Bagian-Bagian Perundang-Undangan
A. Pengundangan
Dan Daya Ikat Peraturan Perundang-Undangan
Pengertian
Pengundangan ialah pemberitahuan secara formal suatu peraturan negara dengan
penempatannya dalam suatu penerbitan resmi yang khusus untuk maksud itu sesuai
dengan ketentuan yang berlaku. Sedangkan pengertian pengumuman adalah
pemberitahuan secara material suatu peraturan negara kepada khalayak ramai
dengan tujuan utama mempermaklumkan isi peraturan tersebut seluas luasnya.[1]
Tempat pengundangan peraturan
perundang-undangan yaitu Lembaran Negara, Tambahan Lembaran Negara, Berita
Negara dan Tambahan Berita Negara.
Pengundangan
atau pengumuman dalam LN atau BN merupakan syarat formal untuk mempunyai
kekuatan mengikat dari perundang-undangan. Maksudnya, apabila sudah diundangkan
dalam Lembaran Negara atau diumumkan dalam Berita Negara maka
perundang-undangan tersebut mempunyai kekuatan mengikat. Setelah diundangkan
atau diumumkan secara resmi tersebut, maka orang dianggap sudah tahu isinya.[2]
B. Rangka
Dasar Peraturan Perundang-undangan
Rangka
dasar yang memuat bagian-bagian penting yang terdapat dalam suatu peraturan
perundang-undangan dengan merujuk pada ketentuan dalam Lampiran I Keputusan
Presiden Nomor 188 Tahun 1998 tentang Teknik Penyusunan Perundang-undangan.

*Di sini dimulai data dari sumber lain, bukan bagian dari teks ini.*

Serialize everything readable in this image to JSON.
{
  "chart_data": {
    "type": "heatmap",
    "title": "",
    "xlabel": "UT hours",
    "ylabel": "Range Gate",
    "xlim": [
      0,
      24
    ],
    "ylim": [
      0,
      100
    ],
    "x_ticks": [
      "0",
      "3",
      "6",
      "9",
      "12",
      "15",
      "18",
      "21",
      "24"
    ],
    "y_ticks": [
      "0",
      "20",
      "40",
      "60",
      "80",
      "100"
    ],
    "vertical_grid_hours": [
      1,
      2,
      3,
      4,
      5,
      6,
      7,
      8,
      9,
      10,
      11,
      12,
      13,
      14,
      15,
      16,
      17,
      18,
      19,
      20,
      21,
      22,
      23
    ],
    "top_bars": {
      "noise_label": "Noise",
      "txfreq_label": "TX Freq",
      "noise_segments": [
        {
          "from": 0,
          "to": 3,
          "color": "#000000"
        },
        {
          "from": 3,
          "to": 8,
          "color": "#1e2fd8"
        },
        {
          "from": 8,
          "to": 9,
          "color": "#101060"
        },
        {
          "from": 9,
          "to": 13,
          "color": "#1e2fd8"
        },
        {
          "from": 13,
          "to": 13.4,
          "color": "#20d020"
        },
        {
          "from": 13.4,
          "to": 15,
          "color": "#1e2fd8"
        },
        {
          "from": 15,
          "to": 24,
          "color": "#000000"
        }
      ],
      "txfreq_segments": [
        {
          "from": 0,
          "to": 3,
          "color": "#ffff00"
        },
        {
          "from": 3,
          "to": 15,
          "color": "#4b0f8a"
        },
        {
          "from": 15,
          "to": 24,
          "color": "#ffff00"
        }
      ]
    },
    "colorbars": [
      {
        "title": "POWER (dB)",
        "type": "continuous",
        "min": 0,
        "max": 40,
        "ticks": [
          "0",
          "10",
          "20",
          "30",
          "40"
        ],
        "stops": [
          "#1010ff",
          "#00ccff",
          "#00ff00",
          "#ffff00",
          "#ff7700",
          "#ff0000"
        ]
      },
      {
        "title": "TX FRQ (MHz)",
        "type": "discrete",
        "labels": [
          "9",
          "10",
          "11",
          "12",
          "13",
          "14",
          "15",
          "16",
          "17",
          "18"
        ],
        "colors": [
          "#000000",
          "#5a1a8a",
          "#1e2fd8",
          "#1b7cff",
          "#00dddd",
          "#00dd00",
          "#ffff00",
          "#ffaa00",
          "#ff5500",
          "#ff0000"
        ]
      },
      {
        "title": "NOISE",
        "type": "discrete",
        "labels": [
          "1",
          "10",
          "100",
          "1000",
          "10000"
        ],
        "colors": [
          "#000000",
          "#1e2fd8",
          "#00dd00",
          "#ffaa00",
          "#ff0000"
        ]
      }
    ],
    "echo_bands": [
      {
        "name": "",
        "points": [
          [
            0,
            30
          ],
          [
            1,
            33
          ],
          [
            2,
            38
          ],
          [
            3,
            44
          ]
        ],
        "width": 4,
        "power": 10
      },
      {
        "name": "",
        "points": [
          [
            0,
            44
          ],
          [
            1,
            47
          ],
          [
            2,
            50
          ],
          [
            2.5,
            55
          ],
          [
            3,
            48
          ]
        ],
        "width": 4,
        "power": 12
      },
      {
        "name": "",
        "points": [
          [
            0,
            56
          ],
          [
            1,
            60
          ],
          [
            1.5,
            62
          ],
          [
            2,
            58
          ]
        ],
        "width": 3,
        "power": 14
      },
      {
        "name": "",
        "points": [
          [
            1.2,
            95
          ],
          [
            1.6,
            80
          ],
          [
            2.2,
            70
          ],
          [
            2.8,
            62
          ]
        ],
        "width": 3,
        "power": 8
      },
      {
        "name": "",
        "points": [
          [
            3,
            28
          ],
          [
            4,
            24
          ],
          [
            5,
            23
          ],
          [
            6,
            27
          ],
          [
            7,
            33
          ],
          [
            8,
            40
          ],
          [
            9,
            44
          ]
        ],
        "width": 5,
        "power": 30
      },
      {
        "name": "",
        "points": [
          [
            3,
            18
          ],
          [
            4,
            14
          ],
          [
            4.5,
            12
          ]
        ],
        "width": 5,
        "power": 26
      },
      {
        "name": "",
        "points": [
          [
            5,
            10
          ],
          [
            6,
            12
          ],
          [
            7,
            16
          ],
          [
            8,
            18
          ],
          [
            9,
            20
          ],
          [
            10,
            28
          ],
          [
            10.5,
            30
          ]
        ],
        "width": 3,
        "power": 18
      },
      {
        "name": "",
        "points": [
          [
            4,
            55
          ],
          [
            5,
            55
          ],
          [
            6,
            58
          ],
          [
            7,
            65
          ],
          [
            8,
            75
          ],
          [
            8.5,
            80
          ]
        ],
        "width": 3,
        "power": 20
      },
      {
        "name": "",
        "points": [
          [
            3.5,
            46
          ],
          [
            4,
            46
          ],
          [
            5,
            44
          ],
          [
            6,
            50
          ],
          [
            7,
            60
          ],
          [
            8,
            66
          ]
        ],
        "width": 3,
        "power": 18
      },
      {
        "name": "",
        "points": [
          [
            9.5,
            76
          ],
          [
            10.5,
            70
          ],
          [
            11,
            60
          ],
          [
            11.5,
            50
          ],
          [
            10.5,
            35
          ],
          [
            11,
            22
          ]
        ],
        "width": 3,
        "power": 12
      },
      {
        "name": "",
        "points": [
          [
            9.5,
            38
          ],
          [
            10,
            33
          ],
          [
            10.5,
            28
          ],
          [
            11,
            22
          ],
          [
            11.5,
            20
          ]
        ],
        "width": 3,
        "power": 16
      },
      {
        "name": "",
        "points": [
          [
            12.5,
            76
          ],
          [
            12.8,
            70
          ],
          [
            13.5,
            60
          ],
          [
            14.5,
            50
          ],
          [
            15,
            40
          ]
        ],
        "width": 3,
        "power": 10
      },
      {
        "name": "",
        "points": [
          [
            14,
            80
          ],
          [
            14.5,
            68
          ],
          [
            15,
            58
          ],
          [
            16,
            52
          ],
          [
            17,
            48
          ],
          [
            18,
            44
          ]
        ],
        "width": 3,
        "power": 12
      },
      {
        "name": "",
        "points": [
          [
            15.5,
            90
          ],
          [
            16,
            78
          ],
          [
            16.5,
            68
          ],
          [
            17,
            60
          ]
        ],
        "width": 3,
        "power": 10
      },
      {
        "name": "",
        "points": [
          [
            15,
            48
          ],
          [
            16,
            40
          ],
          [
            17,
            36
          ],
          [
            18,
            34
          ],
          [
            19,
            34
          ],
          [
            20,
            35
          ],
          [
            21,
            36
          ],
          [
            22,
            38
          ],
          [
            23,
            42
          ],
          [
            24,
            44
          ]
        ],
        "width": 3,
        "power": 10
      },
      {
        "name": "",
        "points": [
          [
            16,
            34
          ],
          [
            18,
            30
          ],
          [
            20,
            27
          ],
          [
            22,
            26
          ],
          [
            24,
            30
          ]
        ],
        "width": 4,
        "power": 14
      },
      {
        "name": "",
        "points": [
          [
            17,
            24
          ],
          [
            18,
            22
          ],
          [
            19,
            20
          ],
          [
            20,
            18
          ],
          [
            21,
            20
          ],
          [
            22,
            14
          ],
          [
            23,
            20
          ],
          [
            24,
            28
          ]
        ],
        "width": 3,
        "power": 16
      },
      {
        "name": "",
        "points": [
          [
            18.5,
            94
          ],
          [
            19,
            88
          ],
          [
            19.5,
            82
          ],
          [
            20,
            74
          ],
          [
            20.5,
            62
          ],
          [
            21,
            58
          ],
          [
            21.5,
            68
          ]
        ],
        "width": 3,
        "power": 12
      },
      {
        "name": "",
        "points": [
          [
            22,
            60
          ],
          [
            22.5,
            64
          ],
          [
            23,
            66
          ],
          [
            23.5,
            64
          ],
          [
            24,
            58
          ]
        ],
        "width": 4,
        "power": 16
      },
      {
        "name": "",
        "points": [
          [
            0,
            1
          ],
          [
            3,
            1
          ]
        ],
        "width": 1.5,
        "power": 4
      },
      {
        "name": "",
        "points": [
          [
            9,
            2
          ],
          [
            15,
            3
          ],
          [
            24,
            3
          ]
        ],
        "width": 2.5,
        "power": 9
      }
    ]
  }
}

Kerangka peraturan perundang-undangan/bagian-bagiannya terdiri atas:
1. Judul
-
Berisi informasi keterangan jenis,
nomor, tahun pengundangan atau penetapan dan nama Peraturan Perundang-Undangan.
-
Nama judul undang-undang dibuat ringkas,
singkat, jelas dan padat serta mencerminkan isi dari peraturan
perundang-undangan tersebut.
-
Ditulis dengan huruf kapital ynag
diletakkan di posisi tengah dan tanpa akiran tanda baca.
2. Pembukaan
-
Frase "Dengan Rahmat Tuhan Yang
Maha Esa".
-
Jabatan Pembentuk Peraturan /
Perundang-undangan.
-
Konsiderans.
-
Dasar Hukum.
-
Diktum.
[3]
3. Batang
Tubuh
-
Ketentuan Umum
-
Ketentuan yang mengatur materi muatan
-
Ketentuan Pidana
-
Ketentuan Peralihan
-
Ketentuan Penutup[4]
4. Penutup[5]
5. Penjelasan
(jika diperlukan)[6]
6. Lampiran
(jika diperlukan). [7]
Bagian
Penyusunan Peraturan Perundang-undangan I mempunyai tugas melaksanakan
penyusunan rancangan peraturan perundang-undangan dan sosialisasi peraturan
perundang-undangan di bidang Bina Marga, Cipta Karya, dan Administrasi.
Dalam
melaksanakan tugas sebagaimana dimaksud, Bagian Penyusunan Peraturan
perundang-undangan I menyelenggarakan fungsi :
1. Pelaksanaan
analisa rancangan peraturan perundang-undangan di bidang Bina Marga, Cipta
Karya dan Administrasi;
2. Penelaahan
peraturan perundang-undangan di bidang Bina Marga, Cipta Karya dan
Administrasi;
3. Penyebarluasan
peraturan perundang-undangan bidang Bina Marga, Cipta Karya dan Administrasi;
4. Pelaksanaan
evaluasi dan rekomendasi penyempurnaan dalam rangka konsistensi peraturan
bidang Pekerjaan Umum, bidang terkait dan peraturan daerah.[8]
C. Bagian
Penyusunan Peraturan Perundang-undangan I terdiri dari :
1. Subbagian
Penyusunan Peraturan Perundang-undangan Bidang Bina Marga.
Subbagian
Penyusunan Peraturan Perundang-undangan Bidang Bina Marga mempunyai tugas
melakukan pengumpulan data, analisa, telaahan dan penyiapan rancangan serta
penyebarluasan peraturan perundang-undangan di bidang Bina Marga; [9]
2. Subbagian
Penyusunan Peraturan Perundang-undangan Bidang Cipta Karya.
Subbagian
Penyusunan Peraturan Perundang-undangan Bidang Cipta Karya dan pengawasan
mempunyai tugas melakukan pengumpulan data, analisa, telaahan dan penyiapan
rancangan serta penyebarluasan peraturan perundang-undangan di bidang Cipta
Karya;[10]
3. Subbagian
Penyusunan Peraturan Perundang-undangan Bidang Admonistrasi.
Subbagian
Penyusunan Peraturan Perundang-undangan Bidang Administrasi mempunyai tugas
melakukan pengumpulan data, analisa, telaahan dan penyiapan rancangan serta
penyebarluasan peraturan perundang-undangan di bidang administrasi pengawasan,
keuangan, kepegawaian dan sumber daya manusia serta bidang perencanaan.[11]